Bruce Hodges hears a performance of Haydn, Ligeti and Beethoven at Philadelphia’s Kimmel Center on 16 February 2023


Casals Quartet. Photo: Igor Cat

Casals Quartet

Perelman Theater, Kimmel Center 16 February 2023 

‘Can we skip to the Beethoven?’ murmured the man behind me in the sold-out audience for the Casals Quartet, making its debut with the Philadelphia Chamber Music Society. Thankfully the doubter remained, because if he had departed he would have missed a high-velocity reading of Ligeti’s First Quartet (1953–4), subtitled ‘Métamorphoses nocturnes’ – one of the great experiments in string quartet writing from the period.

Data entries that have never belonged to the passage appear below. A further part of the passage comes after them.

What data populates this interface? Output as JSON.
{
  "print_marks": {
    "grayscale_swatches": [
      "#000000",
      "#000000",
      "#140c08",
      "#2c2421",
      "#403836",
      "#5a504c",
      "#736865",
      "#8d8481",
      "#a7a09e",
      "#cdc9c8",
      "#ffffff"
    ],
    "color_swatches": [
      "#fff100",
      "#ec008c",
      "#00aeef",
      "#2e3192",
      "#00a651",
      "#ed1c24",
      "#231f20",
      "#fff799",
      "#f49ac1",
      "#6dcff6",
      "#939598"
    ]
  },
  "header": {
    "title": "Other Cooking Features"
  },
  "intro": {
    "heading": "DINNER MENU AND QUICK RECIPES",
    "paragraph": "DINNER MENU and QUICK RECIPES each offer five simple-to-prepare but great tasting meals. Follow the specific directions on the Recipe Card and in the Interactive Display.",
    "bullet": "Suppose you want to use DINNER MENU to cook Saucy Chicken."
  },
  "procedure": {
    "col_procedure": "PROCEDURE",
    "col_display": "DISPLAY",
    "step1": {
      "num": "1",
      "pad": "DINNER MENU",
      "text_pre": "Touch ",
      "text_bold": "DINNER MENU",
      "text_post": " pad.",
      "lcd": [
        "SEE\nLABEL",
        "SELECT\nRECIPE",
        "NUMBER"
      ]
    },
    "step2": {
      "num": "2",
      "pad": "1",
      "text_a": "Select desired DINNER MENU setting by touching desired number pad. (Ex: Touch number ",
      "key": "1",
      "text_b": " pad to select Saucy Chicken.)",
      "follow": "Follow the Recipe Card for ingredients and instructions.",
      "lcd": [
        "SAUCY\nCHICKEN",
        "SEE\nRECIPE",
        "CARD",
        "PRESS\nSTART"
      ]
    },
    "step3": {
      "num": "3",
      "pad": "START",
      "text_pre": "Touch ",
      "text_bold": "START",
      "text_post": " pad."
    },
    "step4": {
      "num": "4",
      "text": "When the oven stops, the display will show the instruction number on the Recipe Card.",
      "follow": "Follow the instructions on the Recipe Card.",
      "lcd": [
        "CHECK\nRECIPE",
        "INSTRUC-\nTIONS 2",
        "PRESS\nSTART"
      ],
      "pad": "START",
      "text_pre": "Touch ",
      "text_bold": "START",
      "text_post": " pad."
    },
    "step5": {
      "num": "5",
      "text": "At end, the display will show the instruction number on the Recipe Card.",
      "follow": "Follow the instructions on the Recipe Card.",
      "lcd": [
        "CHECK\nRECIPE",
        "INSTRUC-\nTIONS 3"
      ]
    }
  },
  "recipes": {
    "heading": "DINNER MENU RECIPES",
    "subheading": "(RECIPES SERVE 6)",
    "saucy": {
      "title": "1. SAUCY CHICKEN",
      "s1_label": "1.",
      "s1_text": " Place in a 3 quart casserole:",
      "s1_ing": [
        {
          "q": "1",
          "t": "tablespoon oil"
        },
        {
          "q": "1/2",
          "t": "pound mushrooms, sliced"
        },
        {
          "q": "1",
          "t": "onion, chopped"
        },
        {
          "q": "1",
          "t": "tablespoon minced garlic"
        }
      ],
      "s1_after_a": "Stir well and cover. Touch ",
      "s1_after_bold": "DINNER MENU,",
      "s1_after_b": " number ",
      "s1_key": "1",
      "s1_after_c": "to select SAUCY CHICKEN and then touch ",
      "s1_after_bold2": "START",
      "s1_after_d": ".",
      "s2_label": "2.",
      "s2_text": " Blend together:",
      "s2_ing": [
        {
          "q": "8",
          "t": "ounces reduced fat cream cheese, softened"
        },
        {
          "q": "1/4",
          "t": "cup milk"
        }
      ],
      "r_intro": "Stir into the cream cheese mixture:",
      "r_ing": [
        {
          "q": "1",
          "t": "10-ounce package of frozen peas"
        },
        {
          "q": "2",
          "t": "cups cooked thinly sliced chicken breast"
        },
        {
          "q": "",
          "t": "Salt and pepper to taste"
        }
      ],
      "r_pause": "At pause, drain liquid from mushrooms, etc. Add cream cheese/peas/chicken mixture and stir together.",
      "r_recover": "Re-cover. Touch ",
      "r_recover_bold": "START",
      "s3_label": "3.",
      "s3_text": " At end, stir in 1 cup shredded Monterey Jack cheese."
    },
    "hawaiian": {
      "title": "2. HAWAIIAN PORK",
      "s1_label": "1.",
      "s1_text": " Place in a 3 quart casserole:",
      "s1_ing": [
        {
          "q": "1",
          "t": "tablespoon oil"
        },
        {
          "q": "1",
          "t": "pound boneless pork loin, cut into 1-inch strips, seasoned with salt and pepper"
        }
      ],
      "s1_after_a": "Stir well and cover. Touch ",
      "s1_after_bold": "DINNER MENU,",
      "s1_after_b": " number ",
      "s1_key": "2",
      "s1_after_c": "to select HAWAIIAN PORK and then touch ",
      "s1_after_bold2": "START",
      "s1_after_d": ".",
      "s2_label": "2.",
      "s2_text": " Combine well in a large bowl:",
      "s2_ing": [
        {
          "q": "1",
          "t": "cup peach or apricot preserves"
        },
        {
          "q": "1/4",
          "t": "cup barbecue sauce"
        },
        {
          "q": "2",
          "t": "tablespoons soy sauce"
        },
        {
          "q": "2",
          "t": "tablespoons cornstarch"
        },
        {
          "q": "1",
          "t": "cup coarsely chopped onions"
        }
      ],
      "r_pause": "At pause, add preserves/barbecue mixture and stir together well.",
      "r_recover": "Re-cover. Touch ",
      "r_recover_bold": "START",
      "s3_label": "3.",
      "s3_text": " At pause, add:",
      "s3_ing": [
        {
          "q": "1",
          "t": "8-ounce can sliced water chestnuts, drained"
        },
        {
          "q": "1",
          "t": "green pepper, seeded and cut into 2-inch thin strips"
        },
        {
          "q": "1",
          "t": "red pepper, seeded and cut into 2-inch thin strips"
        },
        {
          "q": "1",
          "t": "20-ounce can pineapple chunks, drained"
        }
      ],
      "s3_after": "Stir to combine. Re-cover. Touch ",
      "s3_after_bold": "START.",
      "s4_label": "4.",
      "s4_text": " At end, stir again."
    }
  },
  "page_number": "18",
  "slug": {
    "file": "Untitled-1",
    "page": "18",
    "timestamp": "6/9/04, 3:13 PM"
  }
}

Its theatrical elements can’t be overstated. From the electrifying high registers on the strings, to the slow-moving chords in the middle, dynamic contrasts were outsized. Vibrato was minimised, as was the case through the entire evening. The foursome were particularly cogent in quiet moments, when the room seemed to shrink in size to that of a doll’s house. As a friend remarked later of Ligeti, ‘Such a show-off.’ True, perhaps, but the results were so compelling that they only reinforced his monolithic legacy.

The unskippable Beethoven quartet (E minor op.59 no.2) was rife with felicities, including a deeply moving slow movement with frozen consonant chords. And, at the risk of wearing out a metaphor, skipping appeared with happy frequency in the final movement with its borderline-hilarious dotted rhythms.

To open the evening, Haydn made a welcome appearance with his Quartet in E flat major op.20 no.1, with French bows offering a light, springy touch. As before, minimal vibrato only reinforced the ability of the ensemble to let the buoyant score speak without additional underlining.